A new mouse study challenges conventional wisdom that cutting down on calories can lead to a drop in exercise performance. Even when dieting, it seems mammalian bodies are able and willing to keep up previous activity levels.
Researchers looked at mice that spent time on a treadmill as their diets were cut down. These lab tests are easier to get fixed figures from, compared to real-world conditions, where our relationships to dieting and exercise are often irregular and hard to quantify.
After three weeks of baseline measurements, the team led by researchers from the University of California, Riverside (UCR) cut down the calories given to the mice by 20 percent for one week, and then by 40 percent the following week. They included normal mice as well as 'high-runner' mice bred to enjoy running.
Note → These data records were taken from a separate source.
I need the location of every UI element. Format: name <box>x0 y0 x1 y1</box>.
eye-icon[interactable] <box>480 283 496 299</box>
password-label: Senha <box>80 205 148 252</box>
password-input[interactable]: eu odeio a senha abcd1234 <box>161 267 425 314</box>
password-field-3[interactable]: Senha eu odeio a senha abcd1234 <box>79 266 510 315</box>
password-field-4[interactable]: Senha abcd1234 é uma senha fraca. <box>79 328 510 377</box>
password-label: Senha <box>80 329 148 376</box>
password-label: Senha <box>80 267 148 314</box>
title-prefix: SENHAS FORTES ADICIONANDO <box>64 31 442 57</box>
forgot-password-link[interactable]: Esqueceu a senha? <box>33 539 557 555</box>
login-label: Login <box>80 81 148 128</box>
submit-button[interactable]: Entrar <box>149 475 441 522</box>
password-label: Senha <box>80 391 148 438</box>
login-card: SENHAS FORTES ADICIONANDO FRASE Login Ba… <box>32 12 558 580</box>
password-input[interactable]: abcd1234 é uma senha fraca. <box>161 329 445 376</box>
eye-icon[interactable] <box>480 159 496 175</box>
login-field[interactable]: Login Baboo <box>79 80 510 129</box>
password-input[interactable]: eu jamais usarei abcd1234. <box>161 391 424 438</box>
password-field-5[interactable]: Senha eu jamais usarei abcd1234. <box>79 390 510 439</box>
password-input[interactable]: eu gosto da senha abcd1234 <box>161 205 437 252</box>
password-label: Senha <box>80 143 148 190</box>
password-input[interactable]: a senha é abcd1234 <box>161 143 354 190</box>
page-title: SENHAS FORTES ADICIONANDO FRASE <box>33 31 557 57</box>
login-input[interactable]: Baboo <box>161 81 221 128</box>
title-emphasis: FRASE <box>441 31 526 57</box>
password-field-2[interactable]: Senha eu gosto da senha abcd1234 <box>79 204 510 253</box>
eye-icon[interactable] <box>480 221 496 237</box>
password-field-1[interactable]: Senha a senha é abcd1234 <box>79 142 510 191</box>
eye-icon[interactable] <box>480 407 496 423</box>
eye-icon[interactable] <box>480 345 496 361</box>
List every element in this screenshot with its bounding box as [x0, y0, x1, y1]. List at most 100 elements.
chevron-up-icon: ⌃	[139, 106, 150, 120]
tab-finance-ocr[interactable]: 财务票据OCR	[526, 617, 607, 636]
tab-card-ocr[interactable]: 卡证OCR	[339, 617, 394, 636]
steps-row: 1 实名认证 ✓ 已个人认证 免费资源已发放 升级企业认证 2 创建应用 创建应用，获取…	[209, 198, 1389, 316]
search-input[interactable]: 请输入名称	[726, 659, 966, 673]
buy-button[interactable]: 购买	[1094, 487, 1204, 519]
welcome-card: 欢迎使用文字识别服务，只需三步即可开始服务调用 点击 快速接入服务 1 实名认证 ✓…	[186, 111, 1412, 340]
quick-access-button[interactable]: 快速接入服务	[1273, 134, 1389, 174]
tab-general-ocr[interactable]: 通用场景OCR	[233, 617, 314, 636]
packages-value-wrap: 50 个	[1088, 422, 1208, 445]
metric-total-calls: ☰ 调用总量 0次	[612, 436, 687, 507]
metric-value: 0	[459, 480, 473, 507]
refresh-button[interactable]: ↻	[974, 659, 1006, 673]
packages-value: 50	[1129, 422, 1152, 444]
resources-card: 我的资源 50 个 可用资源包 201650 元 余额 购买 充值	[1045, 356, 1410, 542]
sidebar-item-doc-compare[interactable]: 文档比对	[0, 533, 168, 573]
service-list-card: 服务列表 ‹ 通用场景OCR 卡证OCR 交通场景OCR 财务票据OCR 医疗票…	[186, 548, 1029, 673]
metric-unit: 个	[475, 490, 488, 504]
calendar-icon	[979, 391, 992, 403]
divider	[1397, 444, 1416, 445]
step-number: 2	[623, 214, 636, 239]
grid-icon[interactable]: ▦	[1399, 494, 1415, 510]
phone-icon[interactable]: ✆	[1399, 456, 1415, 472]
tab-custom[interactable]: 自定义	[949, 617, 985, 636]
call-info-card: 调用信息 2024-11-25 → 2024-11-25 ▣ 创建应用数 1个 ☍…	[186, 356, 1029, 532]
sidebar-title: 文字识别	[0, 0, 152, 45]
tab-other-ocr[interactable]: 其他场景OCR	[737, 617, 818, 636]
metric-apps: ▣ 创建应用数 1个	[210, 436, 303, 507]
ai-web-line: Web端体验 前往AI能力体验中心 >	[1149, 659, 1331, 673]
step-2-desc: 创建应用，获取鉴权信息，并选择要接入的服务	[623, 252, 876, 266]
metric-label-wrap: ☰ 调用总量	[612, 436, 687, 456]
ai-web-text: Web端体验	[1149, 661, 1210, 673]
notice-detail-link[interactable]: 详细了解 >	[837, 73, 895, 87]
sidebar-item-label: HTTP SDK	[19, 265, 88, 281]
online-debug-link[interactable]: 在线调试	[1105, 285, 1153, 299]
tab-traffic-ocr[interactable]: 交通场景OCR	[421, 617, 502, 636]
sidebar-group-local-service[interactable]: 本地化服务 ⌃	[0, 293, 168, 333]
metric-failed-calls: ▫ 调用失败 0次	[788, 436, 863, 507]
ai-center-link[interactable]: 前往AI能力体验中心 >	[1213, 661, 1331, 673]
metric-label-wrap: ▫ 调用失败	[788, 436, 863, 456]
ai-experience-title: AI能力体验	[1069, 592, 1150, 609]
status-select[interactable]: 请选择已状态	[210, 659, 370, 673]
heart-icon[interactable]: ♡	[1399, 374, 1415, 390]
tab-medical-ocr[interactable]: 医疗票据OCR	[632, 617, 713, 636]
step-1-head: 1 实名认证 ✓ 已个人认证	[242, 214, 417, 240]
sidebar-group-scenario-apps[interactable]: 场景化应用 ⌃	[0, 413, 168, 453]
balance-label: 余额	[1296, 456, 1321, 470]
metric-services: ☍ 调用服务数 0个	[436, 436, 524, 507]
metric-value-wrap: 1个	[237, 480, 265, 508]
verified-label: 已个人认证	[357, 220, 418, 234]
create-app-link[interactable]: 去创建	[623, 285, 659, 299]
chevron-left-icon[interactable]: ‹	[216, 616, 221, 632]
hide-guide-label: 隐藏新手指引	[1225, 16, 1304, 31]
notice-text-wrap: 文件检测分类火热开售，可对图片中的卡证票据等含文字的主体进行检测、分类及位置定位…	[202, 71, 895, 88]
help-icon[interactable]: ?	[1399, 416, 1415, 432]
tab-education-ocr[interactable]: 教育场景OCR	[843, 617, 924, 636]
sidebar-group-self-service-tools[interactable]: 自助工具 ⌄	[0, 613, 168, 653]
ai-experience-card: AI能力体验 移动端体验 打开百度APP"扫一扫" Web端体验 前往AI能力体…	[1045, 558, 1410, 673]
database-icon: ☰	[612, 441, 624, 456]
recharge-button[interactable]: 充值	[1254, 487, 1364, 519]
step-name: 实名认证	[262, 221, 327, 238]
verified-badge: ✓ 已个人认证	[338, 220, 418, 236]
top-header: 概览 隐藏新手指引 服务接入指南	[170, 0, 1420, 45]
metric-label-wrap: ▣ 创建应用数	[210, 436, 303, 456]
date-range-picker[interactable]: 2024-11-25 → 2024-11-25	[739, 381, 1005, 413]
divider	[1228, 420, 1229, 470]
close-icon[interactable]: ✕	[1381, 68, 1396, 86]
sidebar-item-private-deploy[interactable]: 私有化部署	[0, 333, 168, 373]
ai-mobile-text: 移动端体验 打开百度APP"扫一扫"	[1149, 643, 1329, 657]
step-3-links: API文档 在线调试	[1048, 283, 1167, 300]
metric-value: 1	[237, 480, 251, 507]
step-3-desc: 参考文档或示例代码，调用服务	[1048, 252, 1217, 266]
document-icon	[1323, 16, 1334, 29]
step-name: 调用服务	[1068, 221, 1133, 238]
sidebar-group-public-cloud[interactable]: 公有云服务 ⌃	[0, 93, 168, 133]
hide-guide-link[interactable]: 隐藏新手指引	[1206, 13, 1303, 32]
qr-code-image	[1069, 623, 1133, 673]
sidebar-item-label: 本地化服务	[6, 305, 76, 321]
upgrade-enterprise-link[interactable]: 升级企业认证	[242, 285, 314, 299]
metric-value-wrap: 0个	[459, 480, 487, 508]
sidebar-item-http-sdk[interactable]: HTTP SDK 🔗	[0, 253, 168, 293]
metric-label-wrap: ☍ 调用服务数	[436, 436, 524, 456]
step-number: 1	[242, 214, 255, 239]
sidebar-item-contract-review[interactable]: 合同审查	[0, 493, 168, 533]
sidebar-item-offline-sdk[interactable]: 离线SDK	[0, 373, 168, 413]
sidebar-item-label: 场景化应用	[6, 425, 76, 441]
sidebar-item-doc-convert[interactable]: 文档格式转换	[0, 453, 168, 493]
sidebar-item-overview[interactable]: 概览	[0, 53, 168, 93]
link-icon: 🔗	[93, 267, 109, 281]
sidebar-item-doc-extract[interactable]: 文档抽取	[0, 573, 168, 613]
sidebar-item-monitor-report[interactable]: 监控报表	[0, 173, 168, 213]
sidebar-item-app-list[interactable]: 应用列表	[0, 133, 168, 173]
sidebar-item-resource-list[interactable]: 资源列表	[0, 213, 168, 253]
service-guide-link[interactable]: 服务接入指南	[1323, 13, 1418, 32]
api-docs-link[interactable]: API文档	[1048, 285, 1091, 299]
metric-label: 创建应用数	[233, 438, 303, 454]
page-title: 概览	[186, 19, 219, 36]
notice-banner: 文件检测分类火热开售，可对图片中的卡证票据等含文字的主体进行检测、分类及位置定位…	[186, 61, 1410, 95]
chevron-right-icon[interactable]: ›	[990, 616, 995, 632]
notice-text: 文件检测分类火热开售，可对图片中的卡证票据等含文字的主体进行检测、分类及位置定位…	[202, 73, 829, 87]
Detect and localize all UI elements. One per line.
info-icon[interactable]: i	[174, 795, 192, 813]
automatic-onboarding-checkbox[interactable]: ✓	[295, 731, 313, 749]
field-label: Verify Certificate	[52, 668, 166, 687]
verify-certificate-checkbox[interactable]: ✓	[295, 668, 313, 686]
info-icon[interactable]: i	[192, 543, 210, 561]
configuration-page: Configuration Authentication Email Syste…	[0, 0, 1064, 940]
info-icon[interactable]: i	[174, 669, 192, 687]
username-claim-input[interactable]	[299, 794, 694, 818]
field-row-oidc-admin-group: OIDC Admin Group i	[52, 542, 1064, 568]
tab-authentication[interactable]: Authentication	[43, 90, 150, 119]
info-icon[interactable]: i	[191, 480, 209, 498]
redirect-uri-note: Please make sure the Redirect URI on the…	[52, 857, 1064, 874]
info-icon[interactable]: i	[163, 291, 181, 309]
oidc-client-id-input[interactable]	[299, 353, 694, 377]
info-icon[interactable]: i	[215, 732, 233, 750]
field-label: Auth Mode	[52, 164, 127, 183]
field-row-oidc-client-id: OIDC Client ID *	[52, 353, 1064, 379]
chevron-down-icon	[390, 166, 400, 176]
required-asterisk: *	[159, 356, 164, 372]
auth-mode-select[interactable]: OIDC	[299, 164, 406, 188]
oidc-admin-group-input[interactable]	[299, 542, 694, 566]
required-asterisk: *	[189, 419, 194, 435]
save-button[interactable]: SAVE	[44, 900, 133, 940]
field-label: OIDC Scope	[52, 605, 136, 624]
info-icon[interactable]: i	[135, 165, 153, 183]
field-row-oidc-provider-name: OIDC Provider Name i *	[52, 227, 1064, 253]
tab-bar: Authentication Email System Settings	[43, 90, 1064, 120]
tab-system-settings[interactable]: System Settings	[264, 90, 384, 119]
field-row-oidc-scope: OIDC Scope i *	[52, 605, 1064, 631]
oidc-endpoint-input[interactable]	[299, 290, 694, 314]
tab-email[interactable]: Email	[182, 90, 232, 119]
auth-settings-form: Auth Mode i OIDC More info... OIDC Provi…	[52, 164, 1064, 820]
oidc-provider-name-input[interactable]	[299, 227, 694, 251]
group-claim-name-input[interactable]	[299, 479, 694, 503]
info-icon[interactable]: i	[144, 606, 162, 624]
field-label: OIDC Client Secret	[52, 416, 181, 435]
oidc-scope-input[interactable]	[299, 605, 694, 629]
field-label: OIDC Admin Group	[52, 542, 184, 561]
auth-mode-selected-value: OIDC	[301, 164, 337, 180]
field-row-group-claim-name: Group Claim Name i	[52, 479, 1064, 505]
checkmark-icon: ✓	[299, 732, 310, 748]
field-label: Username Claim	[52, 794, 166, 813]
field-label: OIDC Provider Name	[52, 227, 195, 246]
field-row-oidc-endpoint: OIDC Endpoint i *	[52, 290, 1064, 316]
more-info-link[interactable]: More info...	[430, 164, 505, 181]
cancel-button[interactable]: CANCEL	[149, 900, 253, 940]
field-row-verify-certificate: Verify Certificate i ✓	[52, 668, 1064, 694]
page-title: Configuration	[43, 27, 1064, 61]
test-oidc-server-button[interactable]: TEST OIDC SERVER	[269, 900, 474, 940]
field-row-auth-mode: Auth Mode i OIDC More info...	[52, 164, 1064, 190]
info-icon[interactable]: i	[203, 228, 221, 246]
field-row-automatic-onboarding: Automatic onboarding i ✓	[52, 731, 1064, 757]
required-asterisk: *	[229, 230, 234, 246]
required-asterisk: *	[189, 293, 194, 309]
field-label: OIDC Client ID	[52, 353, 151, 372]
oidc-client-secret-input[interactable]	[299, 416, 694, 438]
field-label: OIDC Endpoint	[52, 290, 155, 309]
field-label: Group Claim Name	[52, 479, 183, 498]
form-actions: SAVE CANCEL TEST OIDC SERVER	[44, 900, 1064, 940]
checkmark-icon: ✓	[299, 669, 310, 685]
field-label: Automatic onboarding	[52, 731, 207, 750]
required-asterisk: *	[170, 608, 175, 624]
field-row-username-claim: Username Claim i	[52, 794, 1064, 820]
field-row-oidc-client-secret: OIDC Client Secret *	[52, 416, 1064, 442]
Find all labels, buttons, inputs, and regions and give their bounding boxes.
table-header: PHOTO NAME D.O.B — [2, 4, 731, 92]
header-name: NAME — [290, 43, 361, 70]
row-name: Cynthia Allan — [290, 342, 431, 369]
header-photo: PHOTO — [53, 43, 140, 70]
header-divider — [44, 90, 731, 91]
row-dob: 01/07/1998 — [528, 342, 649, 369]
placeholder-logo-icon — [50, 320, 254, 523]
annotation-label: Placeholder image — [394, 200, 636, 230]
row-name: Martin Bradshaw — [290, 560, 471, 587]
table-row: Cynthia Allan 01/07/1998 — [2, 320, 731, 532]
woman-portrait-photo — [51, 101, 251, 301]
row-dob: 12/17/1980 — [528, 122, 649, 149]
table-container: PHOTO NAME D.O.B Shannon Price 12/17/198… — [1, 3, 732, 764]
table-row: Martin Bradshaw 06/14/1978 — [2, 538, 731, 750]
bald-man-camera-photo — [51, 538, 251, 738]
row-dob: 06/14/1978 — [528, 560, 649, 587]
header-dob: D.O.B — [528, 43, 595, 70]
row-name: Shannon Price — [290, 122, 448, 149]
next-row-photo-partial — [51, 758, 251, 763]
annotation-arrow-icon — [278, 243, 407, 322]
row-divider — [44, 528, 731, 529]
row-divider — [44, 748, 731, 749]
"Voluntary exercise [in mice] was remarkably resistant to reducing the amount of food by 20 percent and even by 40 percent," says biologist Theodore Garland Jr from UCR. "They just kept running."
The only significant reduction in running noted by the researchers was a drop in distance of 11 percent in the high-runner mice on the strictest diets. As these mice run three times more than normal anyway, that's not considered to be a major variation.
In all the other scenarios, the running regimes stayed the same. What's more, the body mass of the mice stayed the same with a 20 percent drop in calories, with a small reduction in body mass noted at the 40 percent drop level.
That's a surprising finding, which hasn't been seen in other similar studies, and the researchers think that there might be some kind of balancing mechanism going on that means weight isn't lost as it normally would be.
"There has to be some type of compensation going on if your food goes down by 40 percent and your weight doesn't go down very much," says Garland.
"Maybe that's reducing other types of activities, or becoming metabolically more efficient, which we didn't yet measure."
Even when dieting, it's important to keep up with exercise for our overall health, and this study shows – in mice at least – that the body should be able to cope with having less food while still maintaining the same level of activity.
Indeed, there's plenty of evidence that diets have to be combined with exercise in order for them to be effective. In a world that's grappling with increasing levels of obesity and its health implications, it's important to understand the science of weight loss.
"We don't want people on diets to say, I don't have enough energy, so I'll make up for it by not exercising," says Garland.
"That would be counterproductive, and now we know, it doesn't have to be this way."
The research has been published in Physiology & Behavior.